Sounds like you ladies had a very rough night!!!
Pino - I know that queasy excited-fearful stomach feeling so well. I am still really holding out for you this month but I know how heartbreaking a BFN is after feeling like it's the month and feeling like there's absolutely no reason you should be looking at a BFN!!

I felt terrified before and after every visit I had with my specialist, and continue to feel that way. That said, going to a good doc was one of the best decisions I ever made. Hearing my diagnosis was incredibly difficult and painful, too, but in the end it paved the way for me to finally get a bfp! I just know that you are meant to be a mom

I am with Sashimi--it seems like it must be something that is an easy fix, and I wish you and OH didn't have to wait to see a doc! I totally get it, though, and support your decisions. It just doesn't seem fair that you have to wait for your BFP or a doc! That said, I know that you will get there. You are so strong!! I am inspired by you all the time.
Sashimi - The absolute nerve of your friends!!! How could they ask you to jeapodize your shot at a BFP AND the $15k you put down for something like food!! They know you are doing IVF--why wouldn't they fix a totally pregnancy-friendly dinner if they asked you over?? And OH's friends--

I also always want to connect with couples who have struggled with infertility, even and especially now, and I just can't understand why it has to be such an isolating situation. I know I told you this, but our sort-of-friend who lives in the neighborhood behind is showed our apartment because she words for our landlord. She saw something that we'd left out and knew we were pregnant. She asked OH and he admitted it and swore her to secrecy for the moment because she knows a lot of my close friends. Anyway, I wrote her an email saying I was happy she knew but that I was scared of it getting on FB so double swore her to secrecy...She wrote me saying she was ecstatic for us and that her and her husband were trying, saying she wanted to be pregnant yesterday. I told her about 7 months ago what we were going through and she acted like they weren't trying but wanted to...in her email she admitted they'd been trying for a long time. I think she didn't mention it out of embarrassment, which broke my heart. I told her our whole story (abridged!
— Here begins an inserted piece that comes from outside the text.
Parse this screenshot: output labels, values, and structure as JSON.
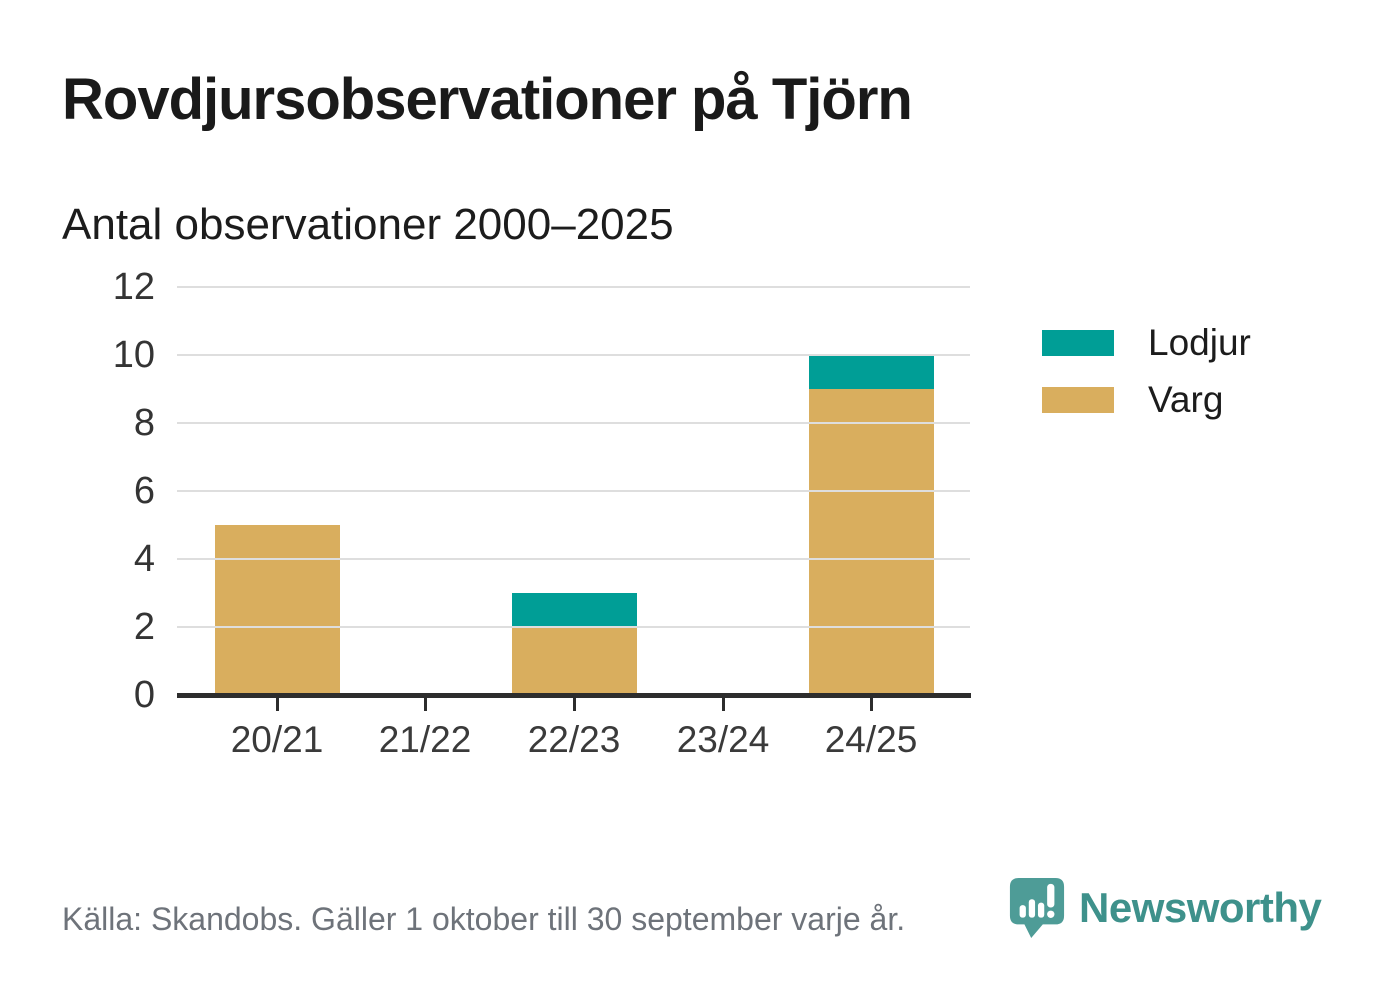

) and invited her to connect because I know what it's like! She never wrote back and I just felt so sad thinking that she is going through this alone. I wish everyone was as willing to connect about this stuff as all the ladies here are!! We all have you to thank, too, Sashimi, for bringing us together and creating this incredible support system. Anyway, I am digressing. I am praying and hoping that this is it for you and OH! You have been through SO much and it is just time. I can't imagine how intense this TWW is for you and hearing thoughtless comments like that from friends does not help at all! I have not lost hope for you and I hope that you and OH can get some RL support, too, amidst the sea of unhelpful friends!
lxb - It is completely natural to feel afraid when you lost your father in that way! I am so sorry you had such a rough night and are so worried! When is your appointment?? I am sure it's nothing, and am glad that you are getting it checked out for your peace of mind. My OH lost his dad to cancer when he was very little and has always been afraid of getting cancer, too. You said your OH doesn't know about your dad's starting in his eye? He may just not know how scary it is for you that you have something going on with your eye!!

And Sashimi is right--sometimes you just need to lay down the law with OH and say No golf--I need you right now! You should not have to be scared alone, especially after all you've gone through lately and this confusing cycle you've had. I cannot wait for you to be without MIL and hope she decides to take a permanent vacation!!